Inside of Coradia iLint
The inside of one of the trains Courtesy of Alstom / Christoph Busse

Diesel trains, on the other hand, produce high amounts of nitrogen dioxide pollution—even more so than cars traveling on busy streets, according to a study published last year. Developers say the new hydrogen trains are quiet, and they make the air cleaner for passengers to breathe.

“It’s less noisy,” says Bruno Marguet, an executive with Alstom, to Fast Company’s Adele Peters. “You don’t smell the diesel smoke when you’re in the station… there aren’t diesel emissions from [nitrogen oxides], which are harmful for health.”

Swapping out the diesel-powered trains along this Lower Saxony regional route should also keep more than 4,000 tons of carbon dioxide out of the atmosphere each year, reports Mark Hallam for Deutsche Welle (DW), a state-run broadcaster in Germany.

The trains can travel 621 miles (1,000 kilometers) on a single tank of hydrogen. And when they need to refuel, they’ll do so at a hydrogen filling station that crews built along the tracks. They can run at speeds of up to 86 miles per hour, but they typically stay between 50 and 75 miles per hour on this route.

Coradia iLint
A Coradia iLint train Courtesy of Alstom / Sabrina Adeline Nagel

European countries have electrified many train lines to eliminate the vehicles’ need for diesel. But that conversion process can be too expensive in some areas, particularly on lines that aren’t used as often, making the hydrogen trains a good alternative, per DW.

Lower Saxony began testing the hydrogen-powered trains on the regional rail line in 2018. Next, the state plans to eventually phase out all 126 of its trains that run on diesel.

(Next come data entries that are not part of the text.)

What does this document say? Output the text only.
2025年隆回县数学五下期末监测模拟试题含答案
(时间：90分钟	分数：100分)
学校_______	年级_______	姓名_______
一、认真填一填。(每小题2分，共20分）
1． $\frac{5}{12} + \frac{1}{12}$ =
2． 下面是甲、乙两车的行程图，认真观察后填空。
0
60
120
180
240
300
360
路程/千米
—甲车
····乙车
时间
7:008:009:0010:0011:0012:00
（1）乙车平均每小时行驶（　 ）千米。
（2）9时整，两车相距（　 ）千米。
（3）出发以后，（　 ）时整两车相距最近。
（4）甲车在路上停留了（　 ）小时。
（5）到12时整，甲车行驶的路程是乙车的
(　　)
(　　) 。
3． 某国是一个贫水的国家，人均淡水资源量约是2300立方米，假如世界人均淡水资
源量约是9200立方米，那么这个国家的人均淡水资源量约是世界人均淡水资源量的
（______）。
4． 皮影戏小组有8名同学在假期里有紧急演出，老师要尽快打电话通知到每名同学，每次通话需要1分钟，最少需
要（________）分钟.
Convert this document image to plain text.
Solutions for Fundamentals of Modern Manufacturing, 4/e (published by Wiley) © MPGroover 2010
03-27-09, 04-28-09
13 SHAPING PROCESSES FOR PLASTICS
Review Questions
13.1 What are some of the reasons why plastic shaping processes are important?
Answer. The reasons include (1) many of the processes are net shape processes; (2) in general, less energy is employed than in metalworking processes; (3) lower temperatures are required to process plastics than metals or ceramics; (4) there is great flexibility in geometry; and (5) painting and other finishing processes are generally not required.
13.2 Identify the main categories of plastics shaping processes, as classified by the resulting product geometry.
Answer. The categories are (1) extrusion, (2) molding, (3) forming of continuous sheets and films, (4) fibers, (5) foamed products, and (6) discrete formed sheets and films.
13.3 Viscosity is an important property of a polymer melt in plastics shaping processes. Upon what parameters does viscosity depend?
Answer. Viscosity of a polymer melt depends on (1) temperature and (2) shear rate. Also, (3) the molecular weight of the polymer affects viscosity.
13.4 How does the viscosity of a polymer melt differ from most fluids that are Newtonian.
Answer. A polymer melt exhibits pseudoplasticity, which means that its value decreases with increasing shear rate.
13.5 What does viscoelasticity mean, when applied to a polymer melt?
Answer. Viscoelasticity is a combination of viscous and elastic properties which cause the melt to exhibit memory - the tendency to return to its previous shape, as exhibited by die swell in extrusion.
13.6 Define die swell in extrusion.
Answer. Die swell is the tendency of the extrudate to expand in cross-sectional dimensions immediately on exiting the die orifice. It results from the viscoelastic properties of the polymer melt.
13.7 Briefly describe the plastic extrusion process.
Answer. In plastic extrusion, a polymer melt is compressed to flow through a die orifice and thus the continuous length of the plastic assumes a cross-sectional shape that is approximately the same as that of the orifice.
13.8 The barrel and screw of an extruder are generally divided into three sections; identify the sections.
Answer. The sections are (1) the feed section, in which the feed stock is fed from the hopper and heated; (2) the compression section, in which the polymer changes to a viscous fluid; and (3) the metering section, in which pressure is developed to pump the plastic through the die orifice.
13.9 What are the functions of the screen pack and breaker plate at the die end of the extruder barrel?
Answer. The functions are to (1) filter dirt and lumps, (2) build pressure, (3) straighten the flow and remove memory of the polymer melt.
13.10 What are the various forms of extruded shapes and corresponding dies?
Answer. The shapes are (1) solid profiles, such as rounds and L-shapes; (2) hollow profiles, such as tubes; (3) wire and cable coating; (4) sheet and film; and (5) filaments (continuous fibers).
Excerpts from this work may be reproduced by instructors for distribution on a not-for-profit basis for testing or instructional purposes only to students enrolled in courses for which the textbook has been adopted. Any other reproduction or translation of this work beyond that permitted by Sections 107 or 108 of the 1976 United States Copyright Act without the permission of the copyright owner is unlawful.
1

"We will not buy any more diesel trains in order to do even more to combat climate change,” says Carmen Schwable, a spokeswoman for LNVG, the local public transit authority, to DW.

German government agencies spent around $92 million on the project, which is one of several installations that Alstom has planned in Europe. Soon, the new trains will expand to other parts of the country and beyond: Frankfurt, Germany, has ordered 27 trains for its metropolitan area, France intends to deploy 12 of them and the northern Lombardy region of Italy plans to add six.

NREL Energy Basics: Hydrogen

Diesel-powered trains account for roughly 20 percent of all train journeys in Germany, and eventually, the country wants to replace 2,500 to 3,000 of its trains with hydrogen-powered alternatives.

Hydrogen isn’t a fix-all, however. Though it’s the most abundant element in the universe, hydrogen must be separated from other elements to be used to produce energy. Extraction typically involves non-renewable resources—namely, natural gas and fossil fuel-powered electricity—and some of the hydrogen used to power Germany’s new trains is produced with fossil fuels.

But within the next few years, the train operator aims to use hydrogen produced with local wind energy, per Fast Company—and elsewhere, other green energy sources could eventually help make hydrogen production more sustainable, too.